A grande exceção e único trabalho que constrói uma autêntica explicação para o fato
da “fundação” é, sem dúvida, o livro de Ruy Wachowicz, Universidade do Mate, o qual,
apesar de meritório, reúne um conjunto de erros bastante ilustrativos das dicotomias que
comandam as análises históricas, dicotomias estas que merecem ser discutidas em detalhe a
fim de serem evitadas.
26
4. CONSIDERAÇÕES FINAIS
Tentou-se, neste trabalho, abordar o tema da fundação da Universidade do Paraná
através dos instrumentos de uma sociologia praxiológica que recusa, a um só tempo, tanto as
explicações de cunho economicista, quanto aquelas centradas na idéia de motivações ou
ideologias. Em outras palavras, rechaçou-se a falsa causalidade que procura ligar o
surgimento da Universidade ao desenvolvimento da economia ervateira (o perfil social do
grupo de agentes fundadores de forma alguma se restringe à elite produtora da erva-mate);
mas também a tentativa de se imputar o interesse na fundação da Universidade como um
simples da adesão a uma ideologia positivista ou paranista.
Defendeu-se uma explicação centrada no mapeamento da posição que os agentes
fundadores ocupavam no espaço social, em geral, e no campo do poder, em particular, bem
como da trajetória social que os levou até elas. Mostrou-se como tais agentes deviam suas
posições ao fato de deterem um forte capital cultural e escolar e como suas trajetórias
marcadas pelo sistema de ensino serviram para lhes incutir uma crença persistente na
educação e na “cultura” como fontes de desenvolvimento para a jovem província do Paraná,
cujas elites ainda se sentiam abaladas pela perda territorial ao fim da querela do Contestado.

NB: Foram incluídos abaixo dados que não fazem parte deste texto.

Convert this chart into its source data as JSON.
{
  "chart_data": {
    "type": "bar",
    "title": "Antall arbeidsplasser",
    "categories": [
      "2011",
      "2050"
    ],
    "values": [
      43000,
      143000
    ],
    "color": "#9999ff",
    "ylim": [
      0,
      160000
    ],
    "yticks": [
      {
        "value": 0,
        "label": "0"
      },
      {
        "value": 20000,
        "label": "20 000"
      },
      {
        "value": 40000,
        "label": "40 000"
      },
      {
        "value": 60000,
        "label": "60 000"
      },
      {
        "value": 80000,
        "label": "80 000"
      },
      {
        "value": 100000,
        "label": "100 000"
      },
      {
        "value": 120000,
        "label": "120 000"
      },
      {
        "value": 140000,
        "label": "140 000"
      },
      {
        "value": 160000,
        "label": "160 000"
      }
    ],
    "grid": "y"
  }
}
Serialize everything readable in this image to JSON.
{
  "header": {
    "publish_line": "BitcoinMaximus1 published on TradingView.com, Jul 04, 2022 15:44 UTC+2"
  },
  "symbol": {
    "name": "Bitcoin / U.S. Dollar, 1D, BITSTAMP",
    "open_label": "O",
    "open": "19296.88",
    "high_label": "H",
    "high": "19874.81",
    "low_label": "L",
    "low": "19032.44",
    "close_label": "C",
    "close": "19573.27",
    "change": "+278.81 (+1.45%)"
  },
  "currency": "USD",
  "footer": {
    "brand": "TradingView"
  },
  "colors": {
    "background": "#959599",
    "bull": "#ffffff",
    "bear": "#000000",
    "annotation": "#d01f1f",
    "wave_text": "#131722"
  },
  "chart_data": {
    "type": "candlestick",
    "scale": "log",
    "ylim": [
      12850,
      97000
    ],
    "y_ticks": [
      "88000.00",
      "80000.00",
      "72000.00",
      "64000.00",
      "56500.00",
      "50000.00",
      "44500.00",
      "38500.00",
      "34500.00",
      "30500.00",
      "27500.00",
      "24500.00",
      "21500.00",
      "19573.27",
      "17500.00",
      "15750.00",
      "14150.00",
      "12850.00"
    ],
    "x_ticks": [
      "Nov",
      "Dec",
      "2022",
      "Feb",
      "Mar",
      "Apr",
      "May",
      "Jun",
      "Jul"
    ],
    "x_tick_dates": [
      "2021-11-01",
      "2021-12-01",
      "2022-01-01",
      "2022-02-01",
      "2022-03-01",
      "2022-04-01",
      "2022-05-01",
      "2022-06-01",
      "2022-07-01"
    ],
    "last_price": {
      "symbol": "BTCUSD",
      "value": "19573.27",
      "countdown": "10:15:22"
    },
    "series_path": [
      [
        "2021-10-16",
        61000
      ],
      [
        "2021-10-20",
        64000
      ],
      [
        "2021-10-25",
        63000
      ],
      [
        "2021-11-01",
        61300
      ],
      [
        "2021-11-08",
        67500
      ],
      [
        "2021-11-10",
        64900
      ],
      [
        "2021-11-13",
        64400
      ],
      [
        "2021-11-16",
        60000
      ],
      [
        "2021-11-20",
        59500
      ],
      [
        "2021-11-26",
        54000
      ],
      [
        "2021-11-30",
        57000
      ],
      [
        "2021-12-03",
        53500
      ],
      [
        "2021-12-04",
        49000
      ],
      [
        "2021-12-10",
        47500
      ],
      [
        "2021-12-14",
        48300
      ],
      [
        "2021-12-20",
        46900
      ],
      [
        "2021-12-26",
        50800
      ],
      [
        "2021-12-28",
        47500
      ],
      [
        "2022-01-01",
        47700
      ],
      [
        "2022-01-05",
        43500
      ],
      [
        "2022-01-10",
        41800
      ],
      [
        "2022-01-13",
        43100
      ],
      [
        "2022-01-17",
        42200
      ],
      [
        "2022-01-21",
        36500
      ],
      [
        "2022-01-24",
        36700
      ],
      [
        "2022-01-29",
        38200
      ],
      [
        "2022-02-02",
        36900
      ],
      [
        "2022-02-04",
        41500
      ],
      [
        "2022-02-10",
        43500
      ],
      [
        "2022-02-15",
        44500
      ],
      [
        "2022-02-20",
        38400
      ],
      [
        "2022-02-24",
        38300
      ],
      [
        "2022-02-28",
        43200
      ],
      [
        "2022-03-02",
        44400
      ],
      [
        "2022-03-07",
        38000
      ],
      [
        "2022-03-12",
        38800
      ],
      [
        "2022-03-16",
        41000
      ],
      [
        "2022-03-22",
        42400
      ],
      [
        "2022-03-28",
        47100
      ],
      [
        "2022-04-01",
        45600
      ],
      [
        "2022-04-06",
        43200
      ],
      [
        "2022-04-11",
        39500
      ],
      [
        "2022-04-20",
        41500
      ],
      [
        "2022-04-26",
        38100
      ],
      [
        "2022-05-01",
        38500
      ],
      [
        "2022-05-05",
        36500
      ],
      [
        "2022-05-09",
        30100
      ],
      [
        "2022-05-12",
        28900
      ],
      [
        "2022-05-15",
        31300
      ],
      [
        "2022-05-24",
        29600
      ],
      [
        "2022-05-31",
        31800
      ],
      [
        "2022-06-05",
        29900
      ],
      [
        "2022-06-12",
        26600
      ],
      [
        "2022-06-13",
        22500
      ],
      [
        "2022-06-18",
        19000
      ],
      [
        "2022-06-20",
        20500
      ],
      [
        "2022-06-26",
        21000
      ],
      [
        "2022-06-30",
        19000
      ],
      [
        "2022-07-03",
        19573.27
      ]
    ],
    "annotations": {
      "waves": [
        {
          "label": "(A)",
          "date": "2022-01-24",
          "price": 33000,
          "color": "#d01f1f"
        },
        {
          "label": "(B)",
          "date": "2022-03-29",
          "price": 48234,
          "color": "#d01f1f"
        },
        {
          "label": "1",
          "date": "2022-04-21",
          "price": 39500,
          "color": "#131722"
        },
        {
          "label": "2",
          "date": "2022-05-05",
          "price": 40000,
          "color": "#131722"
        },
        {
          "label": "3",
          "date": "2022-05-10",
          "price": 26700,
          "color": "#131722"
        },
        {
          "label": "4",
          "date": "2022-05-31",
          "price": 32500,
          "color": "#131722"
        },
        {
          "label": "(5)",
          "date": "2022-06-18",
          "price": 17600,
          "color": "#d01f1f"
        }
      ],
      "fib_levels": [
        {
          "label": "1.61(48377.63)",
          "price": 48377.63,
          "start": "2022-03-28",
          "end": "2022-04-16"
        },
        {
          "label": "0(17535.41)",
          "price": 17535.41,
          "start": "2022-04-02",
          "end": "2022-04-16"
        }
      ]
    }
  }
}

Procurou-se mostrar, além disso, como estes agentes são o produto de um contexto
mais geral de transição de um modo de reprodução familiar, em que a transmissão do capital é
comandada pelo clã familiar, para um modo de reprodução escolar, em que a escola exerce
um papel preponderante neste processo de transmissão. Aventou-se a hipótese de que esta
transição foi acelerada por conta do processo de institucionalização político-administrativa
que se seguiu à emancipação, em 1853. Este processo de institucionalização, defendeu-se
aqui, teria criado uma demanda por investimentos culturais, ao abrir, para a elite local, um
novo mercado de postos de poder, mercado em que os títulos escolares eram tacitamente
(quando não explicitamente) exigidos.
A profusão de instituições culturais surgidas a partir da emancipação torna plausível
esta hipótese. O surgimento de uma estrutura política e administrativa (Assembléia
Legislativa, Tribunal de Justiça, Secretarias etc.) incentivava, quando não exigia, a conversão
do capital econômico, acumulado por meio da economia ervateria ou campeira, em capital
escolar, num processo que pode também ser descrito como de profissionalização e
burocratização das elites regionais.
27
Para reforçar estas hipóteses, contudo, seria preciso mostrar a mudança exata no perfil
da elite política estadual durante o período, a fim de evidenciar a transição de um perfil
coronelista para um perfil profissionalizado, detentor de títulos escolares de profissões
liberais. De qualquer forma, deu-se aqui um primeiro passo nesta direção.